O pragmatismo cínico da época impulsiona abordagens do sofrimento psíquico que prescindem de toda e qualquer referência transferencial. Vemos, assim, anunciar-se uma nova época quanto aos tratamentos da saúde mental, uma nova configuração com um novo código para as práticas terapêuticas referidas ao psiquismo, um novo regime orientado para uma normatização renovada que tem o funcionamento como o novo ideal das práticas terapêuticas.  Trata-se de uma ordem social preocupada com a medida que pretende opor à nossa prática clínica  que se realiza sob transferência a evidencia das cifras. Neste contexto, a geração de transferência com a psicanálise é crucial. Defronte a opacidade da época com relação ao Outro, a existência do Sujeito Suposto Saber é crucial. Nesse sentido, a política lacaniana nos orienta na tarefa de questionar os limites dessa opacidade com os limites de nossa prática.

 
Assim o laço proposto pela psicanálise adquire, nos tempos que correm, renovada relevância, uma vez que perante um mundo que corre o risco de reduzir-se ao binário winners X loosers, do que se trata é de não ocultar a falta-em-ser, de não ocultar a vã e estúpida existência do sujeito, assim como suas lembranças e suas dores.

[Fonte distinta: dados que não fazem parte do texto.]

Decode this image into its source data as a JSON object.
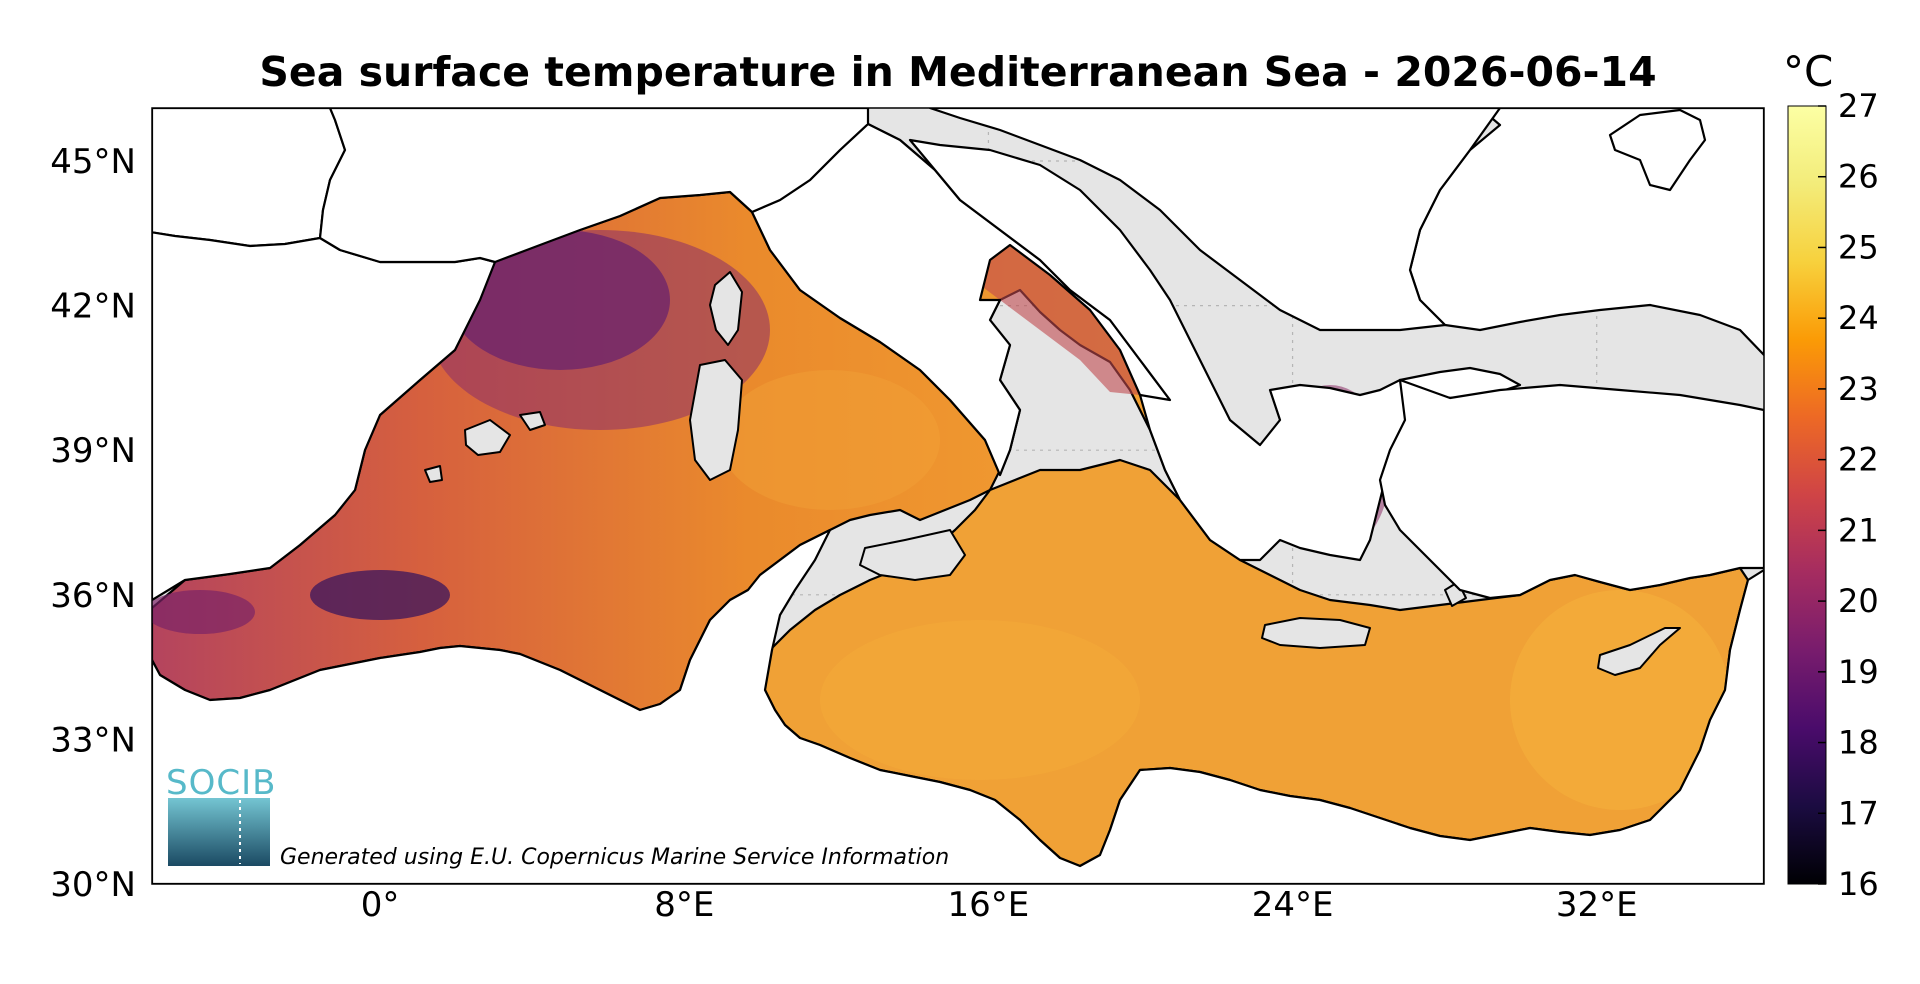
{
  "map": {
    "title": "Sea surface temperature in Mediterranean Sea - 2026-06-14",
    "variable": "Sea surface temperature",
    "region": "Mediterranean Sea",
    "date": "2026-06-14",
    "lat_ticks": [
      "45°N",
      "42°N",
      "39°N",
      "36°N",
      "33°N",
      "30°N"
    ],
    "lon_ticks": [
      "0°",
      "8°E",
      "16°E",
      "24°E",
      "32°E"
    ],
    "lat_values": [
      45,
      42,
      39,
      36,
      33,
      30
    ],
    "lon_values": [
      0,
      8,
      16,
      24,
      32
    ],
    "lat_range": [
      30,
      46.1
    ],
    "lon_range": [
      -6,
      36.4
    ],
    "grid": true,
    "land_color": "#ffffff",
    "no_data_color": "#e5e5e5",
    "credit": "Generated using E.U. Copernicus Marine Service Information"
  },
  "colorbar": {
    "unit": "°C",
    "colormap": "inferno",
    "min": 16,
    "max": 27,
    "ticks": [
      "27",
      "26",
      "25",
      "24",
      "23",
      "22",
      "21",
      "20",
      "19",
      "18",
      "17",
      "16"
    ],
    "placement": "right"
  },
  "logo": {
    "text": "SOCIB"
  }
}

Na medida, diz Miller, em que a ciência não considera os efeitos de sentido, na medida em que já não confia no sentido senão na causalidade efetiva real dos hormônios, temos que considerar mais do que nunca o espaço da sessão analítica, o uso das sessões analíticas como o depósito do resto que sobra de sentido em nossa cultura. É ai onde pode colocar-se a pergunta acerca do sentido de minha identificação, do que estou fazendo, do que define meu ser. 


Em agosto de 2013 a Oficina de Política Lacaniana da EBP-SC organizou o primeiro Colóquio que teve por título “Adições: que droga é essa?” Foram convidados para expor suas experiências e reflexões: Ernesto Sinatra, psicanalista, AME da EOL, um dos fundadores do grupo TyA de Argentina; Alexandre Takashima, Juiz Corregedor do Tribunal de Justiça do Estado de Santa Catarina; Pedro Cabral, Professor de Artes da escola Beatriz de Souza Brito de Florianópolis.


Desta forma, demos mais um passo na direção da Oficina promover a conexão da psicanálise com outros saberes e outras experiências de abordagem das práticas de intoxicação que permita um tratamento das mesmas para além da segregação do sujeito da palavra. Mais um passo na direção de fundar territórios nos quais a psicanálise da Orientação Lacaniana possa promover a escuta do sujeito que insiste além do adito/toxicômano, territórios onde trabalhar na direção de fazer desconsistir o “sou toxicômano”, “sou viciado”, “sou adito”, para que o falasser saiba fazer na sua vida com a falta-em-ser.